Deprecated schema fields should remain in the schema until at least the next MAJOR version number. Preferably, deprecated schema fields should be retained indefinitely, unless there is a clear need to remove them.

Deprecated fields which appeared in a previous official release must be labeled with the appropriate x-airr tags that denote deprecation, explain the rationale, and specify the replacement fields (if any). For example:

organism:
  description: Binomial designation of subject's species
    x-airr:
      deprecated: true
      deprecated-description: Field was renamed to species for clarity.
      deprecated-replaced-by: [species]

Development Setup

Local development and testing can be performed either directly in your machine environment, or you can use a docker container which avoids conflicts with other software. For all cases, you will want a local copy of the github repository.

git clone https://github.com/airr-community/airr-standards.git

If you will be working in a docker container, you can pull down the airr-standards image, which has all of the prerequisites installed, or you can use your own image. The airr-standards image provides a python3 environment.

docker pull airrc/airr-standards

You will want to mount your local copy of the github repository into the container. This example command puts your local copy at the /work directory. Note that a copy of the repository exists in the image from when it is built, but don't edit that copy as your changes will get lost when you exit the docker container. It is suggested that you edit files outside of the docker container to prevent permissions issues. Also, avoid doing git commands inside the docker container. Certains commands that write data like git add or git commit can change permissions and make your local copy of the repository unusable.

cd airr-standards
docker run -v $PWD:/work -it airrc/airr-standards bash

Python Library

Normal users would install the python library using pip which pulls the package from the internet. For development, you want to install from your local copy. The commands are similar whether in docker or directly in your machine environment. Starting at the top level repository directory:

cd lang/python
python setup.py install

If you are working directly in your machine environment, you may want to install in your user site packages instead of the system site packages, which can be done by adding the --user option to the install.

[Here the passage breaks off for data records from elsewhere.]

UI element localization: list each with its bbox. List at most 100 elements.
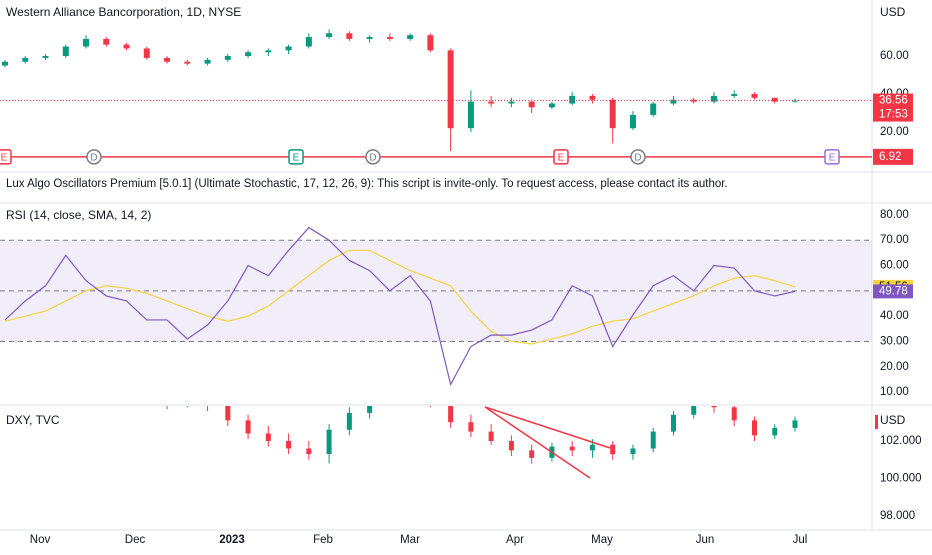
candle-body [529,450,535,458]
y-tick-label: 40.00 [880,310,909,322]
y-tick-label: 60.00 [880,260,909,272]
indicator-title: Lux Algo Oscillators Premium [5.0.1] (Ul… [6,178,728,190]
candle-body [569,95,576,104]
y-tick-label: 20.00 [880,126,909,138]
y-tick-label: 100.000 [880,472,922,484]
candle-body [366,37,373,39]
candle-body [265,50,272,53]
event-label: D [90,152,97,163]
rsi-value-box [873,284,913,299]
y-tick-label: 80.00 [880,209,909,221]
time-label: Mar [400,534,420,546]
candle-body [792,100,798,102]
time-label: Feb [313,534,333,546]
last-price-box [873,93,913,122]
event-label: E [293,152,300,163]
candle-body [448,406,454,423]
candle-body [326,429,332,455]
dividend-marker [86,149,102,165]
event-label: D [369,152,376,163]
candle-body [792,420,798,428]
candle-body [508,101,515,104]
candle-body [123,44,130,49]
y-tick-label: 70.00 [880,234,909,246]
countdown-label: 17:53 [879,109,908,121]
candle-body [346,412,352,430]
candle-body [751,420,757,436]
candle-body [305,37,312,47]
candle-body [103,38,110,45]
rsi-pane [0,226,872,387]
candle-body [22,57,29,62]
candle-body [386,37,393,39]
candle-body [265,433,271,441]
candle-body [407,35,414,39]
candle-body [468,422,474,432]
candle-body [447,50,454,129]
candle-body [488,431,494,441]
candle-body [589,95,596,100]
earnings-marker [288,149,304,165]
y-tick-label: 102.000 [880,435,922,447]
y-tick-label: 30.00 [880,335,909,347]
candle-body [42,56,49,58]
rsi-title: RSI (14, close, SMA, 14, 2) [6,208,151,222]
events-line-box [873,148,913,165]
chart-title: Western Alliance Bancorporation, 1D, NYS… [6,5,241,19]
candle-body [285,46,292,51]
dxy-currency: USD [880,413,906,427]
candle-body [83,38,90,47]
dividend-marker [630,149,646,165]
candle-body [609,99,616,129]
candle-body [670,99,677,104]
candle-body [650,103,657,115]
main-pane [0,29,872,158]
candle-body [731,94,738,96]
y-tick-label: 98.000 [880,510,915,522]
candle-body [630,448,636,455]
candle-body [488,101,495,104]
trend-line [484,406,591,479]
candle-body [245,52,252,57]
candle-body [346,33,353,39]
candle-body [691,406,697,415]
candle-body [326,33,333,38]
candle-body [225,406,231,421]
y-tick-label: 20.00 [880,361,909,373]
earnings-marker [824,149,840,165]
dxy-pane [166,406,798,479]
candle-body [650,431,656,449]
trend-line [484,406,611,449]
rsi-value-label: 49.78 [879,285,908,297]
candle-body [772,427,778,436]
candle-body [771,97,778,102]
candle-body [2,61,8,66]
event-label: E [829,152,836,163]
y-tick-label: 60.00 [880,50,909,62]
overlay: 20.00 40.00 60.00 36.56 17:53 6.92 E D E D E D E 10.0… [0,50,922,546]
candle-body [184,61,191,64]
currency: USD [880,5,906,19]
y-tick-label: 10.00 [880,386,909,398]
candle-body [245,420,251,434]
candle-body [224,56,231,60]
event-label: E [558,152,565,163]
candle-body [62,46,69,57]
time-label: Jul [793,534,808,546]
candle-body [528,101,535,108]
last-price-label: 36.56 [879,95,908,107]
candle-body [629,114,636,129]
candle-body [367,406,373,413]
events-line-label: 6.92 [879,151,901,163]
candle-body [286,440,292,449]
earnings-marker [0,149,12,165]
dxy-title: DXY, TVC [6,413,60,427]
candle-body [508,440,514,451]
dxy-price-box [875,415,878,429]
candle-body [427,35,434,51]
candle-body [710,95,717,102]
event-label: E [1,152,8,163]
candle-body [731,407,737,421]
candle-body [143,48,150,58]
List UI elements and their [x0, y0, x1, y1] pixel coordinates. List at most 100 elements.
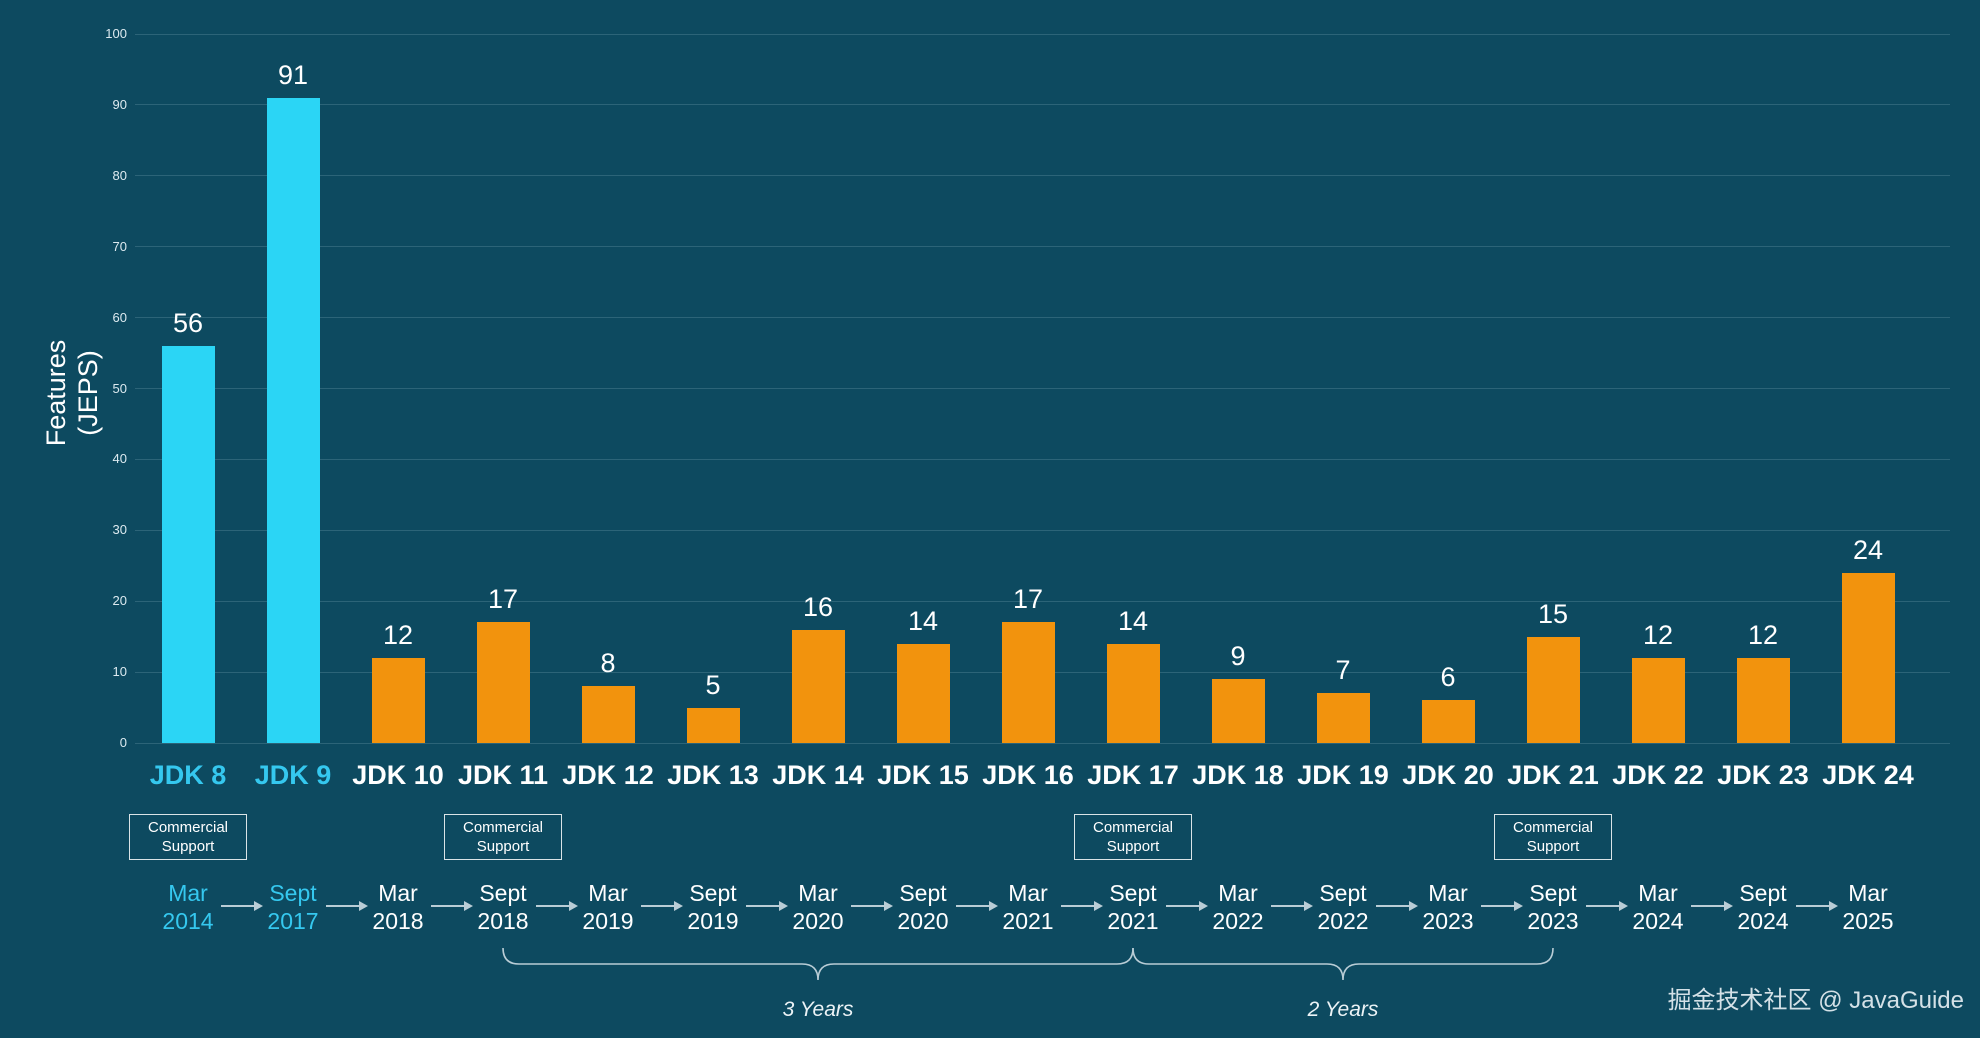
bar-value-label: 7: [1335, 655, 1351, 686]
gridline: [135, 529, 1950, 531]
release-month: Mar: [378, 880, 418, 906]
release-date: Sept 2020: [868, 879, 978, 935]
date-arrow-icon: [850, 901, 893, 911]
bar-jdk-14: [791, 629, 845, 743]
bar-value-label: 6: [1440, 662, 1456, 693]
date-arrow-icon: [430, 901, 473, 911]
brace-label: 3 Years: [782, 998, 854, 1021]
brace-label: 2 Years: [1307, 998, 1379, 1021]
release-year: 2021: [1107, 908, 1159, 934]
release-date: Sept 2017: [238, 879, 348, 935]
x-category-label: JDK 18: [1192, 760, 1284, 790]
gridline: [135, 33, 1950, 35]
release-date: Mar 2024: [1603, 879, 1713, 935]
x-category-label: JDK 17: [1087, 760, 1179, 790]
x-category-label: JDK 23: [1717, 760, 1809, 790]
bar-jdk-13: [686, 707, 740, 743]
date-arrow-icon: [325, 901, 368, 911]
commercial-support-line1: Commercial: [1092, 819, 1173, 836]
x-category-label: JDK 24: [1822, 760, 1914, 790]
bar-jdk-10: [371, 657, 425, 743]
x-category-label: JDK 11: [457, 760, 549, 790]
bar-value-label: 16: [802, 591, 834, 622]
x-category-label: JDK 9: [254, 760, 332, 790]
bar-value-label: 12: [1642, 619, 1674, 650]
release-month: Sept: [899, 880, 947, 906]
date-arrow-icon: [640, 901, 683, 911]
release-date: Mar 2022: [1183, 879, 1293, 935]
release-month: Mar: [168, 880, 208, 906]
bar-value-label: 91: [277, 59, 309, 90]
bar-jdk-12: [581, 686, 635, 743]
release-month: Mar: [588, 880, 628, 906]
bar-value-label: 5: [705, 669, 721, 700]
release-year: 2019: [687, 908, 739, 934]
commercial-support-line2: Support: [161, 838, 215, 855]
commercial-support-box: Commercial Support: [444, 814, 562, 860]
bar-value-label: 14: [1117, 605, 1149, 636]
release-date: Sept 2021: [1078, 879, 1188, 935]
bar-jdk-8: [161, 345, 215, 743]
commercial-support-line1: Commercial: [147, 819, 228, 836]
release-date: Sept 2023: [1498, 879, 1608, 935]
gridline: [135, 246, 1950, 248]
x-category-label: JDK 21: [1507, 760, 1599, 790]
date-arrow-icon: [955, 901, 998, 911]
release-month: Mar: [1218, 880, 1258, 906]
commercial-support-line1: Commercial: [462, 819, 543, 836]
x-category-label: JDK 12: [562, 760, 654, 790]
release-date: Mar 2023: [1393, 879, 1503, 935]
gridline: [135, 317, 1950, 319]
release-month: Sept: [1739, 880, 1787, 906]
x-category-label: JDK 19: [1297, 760, 1389, 790]
release-year: 2022: [1317, 908, 1369, 934]
bar-jdk-15: [896, 643, 950, 743]
commercial-support-line2: Support: [1526, 838, 1580, 855]
release-date: Sept 2019: [658, 879, 768, 935]
y-tick-label: 30: [112, 522, 127, 538]
x-category-label: JDK 13: [667, 760, 759, 790]
gridline: [135, 104, 1950, 106]
release-month: Mar: [1428, 880, 1468, 906]
y-tick-label: 80: [112, 167, 127, 183]
release-date: Sept 2024: [1708, 879, 1818, 935]
date-arrow-icon: [1060, 901, 1103, 911]
release-month: Mar: [1848, 880, 1888, 906]
bar-jdk-9: [266, 97, 320, 743]
release-month: Sept: [1109, 880, 1157, 906]
date-arrow-icon: [1165, 901, 1208, 911]
bar-jdk-24: [1841, 572, 1895, 743]
bar-value-label: 14: [907, 605, 939, 636]
commercial-support-box: Commercial Support: [1074, 814, 1192, 860]
release-year: 2024: [1632, 908, 1684, 934]
bar-value-label: 17: [1012, 584, 1044, 615]
y-tick-label: 40: [112, 451, 127, 467]
release-month: Sept: [269, 880, 317, 906]
brace: [502, 947, 1134, 981]
release-year: 2024: [1737, 908, 1789, 934]
release-month: Mar: [1638, 880, 1678, 906]
release-date: Mar 2019: [553, 879, 663, 935]
y-tick-label: 10: [112, 664, 127, 680]
bar-value-label: 12: [1747, 619, 1779, 650]
release-year: 2020: [897, 908, 949, 934]
gridline: [135, 742, 1950, 744]
y-tick-label: 70: [112, 238, 127, 254]
commercial-support-line2: Support: [1106, 838, 1160, 855]
x-category-label: JDK 14: [772, 760, 864, 790]
bar-jdk-19: [1316, 693, 1370, 743]
release-year: 2023: [1527, 908, 1579, 934]
date-arrow-icon: [1270, 901, 1313, 911]
x-category-label: JDK 20: [1402, 760, 1494, 790]
release-year: 2023: [1422, 908, 1474, 934]
x-category-label: JDK 16: [982, 760, 1074, 790]
bar-value-label: 8: [600, 648, 616, 679]
bar-jdk-22: [1631, 657, 1685, 743]
release-year: 2025: [1842, 908, 1894, 934]
x-category-label: JDK 15: [877, 760, 969, 790]
release-year: 2019: [582, 908, 634, 934]
gridline: [135, 175, 1950, 177]
release-date: Mar 2021: [973, 879, 1083, 935]
date-arrow-icon: [1795, 901, 1838, 911]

python setup.py install --user

You can run the python test suite from the same directory where you do the install command.

python -m unittest discover

R Library

Users can install the latest release from CRAN in the usual way via install.packages("airr"). To build the package from a local source copy first install the build dependencies:

install.packages(c("devtools", "knitr", "rmarkdown", "testthat"))

Then run the following R commands from the package root lang/R:

library(devtools)
install_deps(dep=T)
document()
build()
install()

Tests can be run from the same directory as follows:

library(devtools)
test()

Documentation

The documentation at docs.airr-community.org is built using sphinx in a python3 environment. From the top level airr-standards directory, run this command to build a local version of the website.

sphinx-build -a -E -b html docs docs/_build/html

The documentation can then be viewed in your browser by opening the file docs/_build/html/index.html.

Code Style

General Guidelines

  • Do not commit .gitignore files or IDE project files.

Python

R

  • Follow the Bioconductor style, except use snake_case for variable names and a single # for comments.
  • Use roxygen2 for inline documentation and namespace management.